Let Us Storm the Slave System
May 28, 1862 — The New England Anti-Slavery Convention, Melodeon, Boston MA
It is said we can conquer without emancipation. The rebellion is almost crushed — our armies are pressing southward — the end approaches, when all things will be restored as of old. The South, having been deceived in regard to Mr. Lincoln and the aims of the Republican party, went to war to protect slavery. Now, perhaps, they are beginning to see that Mr. Lincoln is not so far from a slave-catcher, after all. The loyalty of the South is a myth. It will of course grow, as our armies advance, because between hanging and loyalty the advocates of a sinking cause can have but one choice. Yet where is the Unionism of New Orleans? Citizens shot down for cheering the American flag; the Mayor submitting as the conquered to conquerors. So in Norfolk: the Mayor dares to call us enemies to our faces, and to refer to his friends the rebels! The same story everywhere. We may beat their armies everywhere, take every city and seaport: what then? Subjugated, are they subdued? They would rise in sixty days again, should the military arm be withdrawn. Success cannot gild our banners while the shadow of the blacks obscures it. Two thousand of our army have died monthly in the border States of disease in the cold weather: figure the number under the heat of summer in the Gulf States! Since these things are so, when Gen. Hunter, considering besides that there are no loyal whites in his department, as his predecessor had found, resolved to increase his forces by the blacks whose loyalty he had put to the proof, and declared them freemen forever, — he, who in 1858 declared that this Government could not exist half slave and half free, annulled the proclamation from the White House! Kentucky, which fished the halter for liberty in the person of John Brown, has strangled her again, through her representative in the Presidential chair!
In the field, Gen. Mitchell rejects the bondmen who flee to him for protection. everywhere those who bring us the most important intelligence are liable to be thrust back into slavery, there to be whipped, tortured, burned to death.

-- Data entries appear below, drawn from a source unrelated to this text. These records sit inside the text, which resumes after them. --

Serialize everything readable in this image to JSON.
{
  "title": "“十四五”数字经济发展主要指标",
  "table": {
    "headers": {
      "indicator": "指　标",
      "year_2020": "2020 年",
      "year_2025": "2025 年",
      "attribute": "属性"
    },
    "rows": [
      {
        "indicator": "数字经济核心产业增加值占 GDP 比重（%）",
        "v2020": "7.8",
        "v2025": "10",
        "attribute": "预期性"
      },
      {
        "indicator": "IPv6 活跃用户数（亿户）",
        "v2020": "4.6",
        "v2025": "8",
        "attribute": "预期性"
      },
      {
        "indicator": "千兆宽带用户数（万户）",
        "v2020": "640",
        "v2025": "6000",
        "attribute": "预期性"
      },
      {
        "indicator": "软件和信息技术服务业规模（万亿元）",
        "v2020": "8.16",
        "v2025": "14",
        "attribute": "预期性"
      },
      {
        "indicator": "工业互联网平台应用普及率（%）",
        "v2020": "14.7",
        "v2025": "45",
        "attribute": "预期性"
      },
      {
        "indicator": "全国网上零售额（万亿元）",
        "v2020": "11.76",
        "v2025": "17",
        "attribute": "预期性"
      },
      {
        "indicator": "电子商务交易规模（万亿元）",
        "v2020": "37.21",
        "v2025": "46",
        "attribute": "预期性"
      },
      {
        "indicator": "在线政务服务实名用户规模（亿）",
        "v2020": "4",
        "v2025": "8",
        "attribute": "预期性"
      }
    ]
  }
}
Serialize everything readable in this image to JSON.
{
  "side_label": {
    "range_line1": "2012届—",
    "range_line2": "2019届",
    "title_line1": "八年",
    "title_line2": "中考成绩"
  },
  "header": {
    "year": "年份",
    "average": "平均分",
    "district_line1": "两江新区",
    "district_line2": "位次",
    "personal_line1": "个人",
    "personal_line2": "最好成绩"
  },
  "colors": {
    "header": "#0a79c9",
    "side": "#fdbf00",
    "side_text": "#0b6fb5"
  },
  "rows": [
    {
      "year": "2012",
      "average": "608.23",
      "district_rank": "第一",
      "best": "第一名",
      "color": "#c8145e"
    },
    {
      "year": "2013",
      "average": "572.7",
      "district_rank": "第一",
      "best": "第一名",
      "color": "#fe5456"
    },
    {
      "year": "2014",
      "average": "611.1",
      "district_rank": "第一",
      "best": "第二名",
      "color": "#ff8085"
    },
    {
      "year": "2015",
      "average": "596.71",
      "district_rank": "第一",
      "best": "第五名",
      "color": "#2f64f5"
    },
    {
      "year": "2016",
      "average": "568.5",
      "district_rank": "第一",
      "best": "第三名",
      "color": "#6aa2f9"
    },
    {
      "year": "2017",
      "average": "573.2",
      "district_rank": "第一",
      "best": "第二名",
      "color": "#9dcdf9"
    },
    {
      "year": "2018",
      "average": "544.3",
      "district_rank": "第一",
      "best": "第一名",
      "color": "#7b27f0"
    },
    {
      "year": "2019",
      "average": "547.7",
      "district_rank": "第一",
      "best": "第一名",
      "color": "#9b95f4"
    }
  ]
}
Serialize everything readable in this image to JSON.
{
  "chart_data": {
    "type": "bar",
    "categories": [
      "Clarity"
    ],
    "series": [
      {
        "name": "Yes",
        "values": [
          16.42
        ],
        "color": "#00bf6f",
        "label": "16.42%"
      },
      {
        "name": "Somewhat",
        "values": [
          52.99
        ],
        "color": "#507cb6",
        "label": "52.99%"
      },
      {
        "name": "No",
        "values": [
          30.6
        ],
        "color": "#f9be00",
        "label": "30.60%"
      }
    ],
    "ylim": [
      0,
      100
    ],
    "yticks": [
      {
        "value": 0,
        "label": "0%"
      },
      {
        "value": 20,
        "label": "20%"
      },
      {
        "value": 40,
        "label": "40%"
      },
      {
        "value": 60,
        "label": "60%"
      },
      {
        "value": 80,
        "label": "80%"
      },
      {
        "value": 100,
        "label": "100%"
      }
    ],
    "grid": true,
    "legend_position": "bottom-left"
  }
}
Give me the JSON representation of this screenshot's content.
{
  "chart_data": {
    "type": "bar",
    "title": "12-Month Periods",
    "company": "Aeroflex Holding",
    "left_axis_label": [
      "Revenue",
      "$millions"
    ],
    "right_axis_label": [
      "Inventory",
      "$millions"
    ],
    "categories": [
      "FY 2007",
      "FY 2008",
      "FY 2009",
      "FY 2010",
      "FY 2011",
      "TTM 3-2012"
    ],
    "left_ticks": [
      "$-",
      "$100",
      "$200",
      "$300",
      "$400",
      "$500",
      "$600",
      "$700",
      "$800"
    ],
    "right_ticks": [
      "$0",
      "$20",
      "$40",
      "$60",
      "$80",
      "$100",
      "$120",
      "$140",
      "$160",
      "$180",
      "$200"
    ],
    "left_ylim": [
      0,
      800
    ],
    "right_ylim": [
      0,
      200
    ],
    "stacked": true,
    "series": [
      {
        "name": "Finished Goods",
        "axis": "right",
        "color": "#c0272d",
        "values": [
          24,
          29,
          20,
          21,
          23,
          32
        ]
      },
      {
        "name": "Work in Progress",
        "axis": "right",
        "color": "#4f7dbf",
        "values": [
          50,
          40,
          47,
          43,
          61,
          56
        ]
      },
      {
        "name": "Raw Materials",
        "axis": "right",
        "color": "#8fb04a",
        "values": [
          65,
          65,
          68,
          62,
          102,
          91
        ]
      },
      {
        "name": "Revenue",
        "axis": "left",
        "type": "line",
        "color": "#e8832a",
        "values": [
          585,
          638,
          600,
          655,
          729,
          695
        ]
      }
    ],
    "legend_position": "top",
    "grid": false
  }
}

How do the brave young hearts stun to use from the war? How many go from us, and never return? And we have nothing to do with slavery! What are our sufferings to those of the slave girl, or the slave mother, lashed from the embrace of her children? Has your purity no feeling for purity outraged? — your parental affections no sympathy for the lacerated love of the slaves? Can you hesitate to speak the word — Be free? God has put slavery into our hands to choke it. He alone should be able to take it out again alive. Let us storm the slave system, as Smith took Fort Donelson. If the President will not give us the order, let us go ourselves.